Their sleuthing leads to the unpleasant suspicion that Ronnie may be getting stalked by a serial killer — living, dead, or somewhere in-between — whose prior victims were all born on her unusual birthday of Feb. 29. Eventually they make an expedition into the “No-Go Zone” of the “Event’s” ghost-cluttered epicenter, where they encounter the scientist responsible for the disaster (Louis Herthum).
Also turning out to be key to the mystery is their teacher Mr. Bittner (Dermot Mulroney), an overly chummy type who seems to routinely invite lone students over to his house — one of the more prosaic implausibilities (in this day and age) in a script that has quite a number of them. (Another whopper occurs when Ronnie, in acute distress, flees right past several neighbors’ houses without yelling for help, instead heading toward a dark wood where her pursuer can attack her in privacy.)
With its sexy ghost-menace, de rigueur quirky-boy pal, vaguely flirtatious handsome teacher, and even adoring dad (Shaun Benson) in flashbacks, much of “I Still See You” seems rigged to provide Ronnie with a full array of male suitors. (Given a Bettie Page-style black wig and emphatic makeup for the role, Thorne also looks awfully glam and mature for an alleged 16-year-old.)
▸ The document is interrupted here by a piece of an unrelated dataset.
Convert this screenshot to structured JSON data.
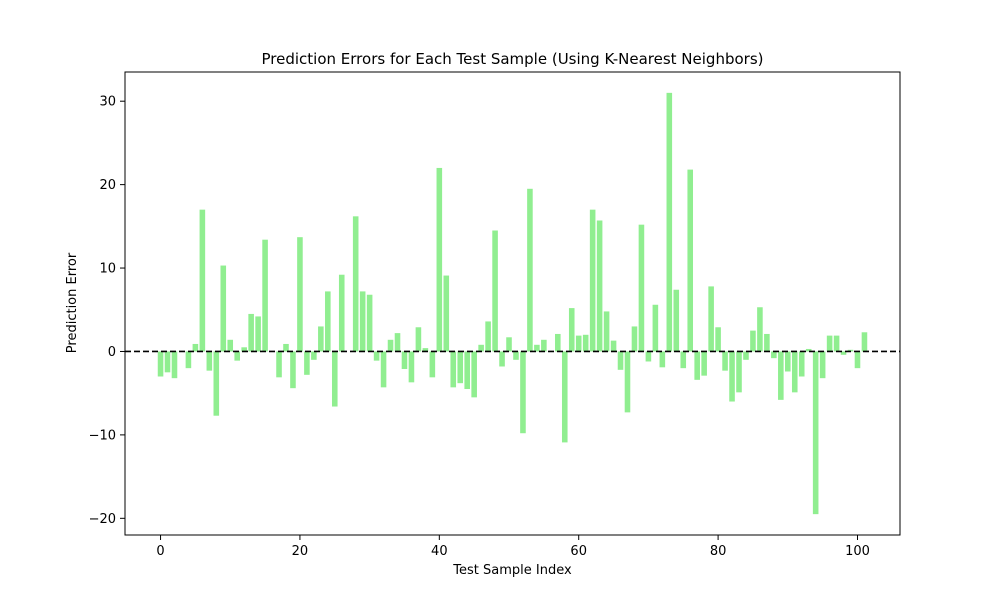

Director Speer has made something of a specialty of teen-friendly subjects on the big and small screen. His music-video roots grow a little too obvious at times here in images of princessy Gothicism (girls running slo-mo in diaphanous white gowns, etc.), not to mention a watery climax that’s part mermaid fantasy, part “What Lies Beneath” knockoff.
None of this will be very persuasive to those disinclined to buy into the general swooniness. Jason Fuchs’ screenplay piles on too much unconvincing explication late in the game, no doubt channeling elements that played better in the book. Though sequences like the “No-Go Zone” or an interrupted high school basketball game are impressively scaled, they tend to fall flat in suspense terms — maximizing tension and frights isn’t Speer’s strong suit. Decorous teen romanticism is more his thing. That does not extend, however, to getting particularly inspired work from his youthful leads. Still, with its wintry Midwestern setting (shot in Manitoba, actually) and decently moody, glossy design contributions, “I Still See You” has a certain snow-globe dark fairy tale allure that could resonate among younger viewers.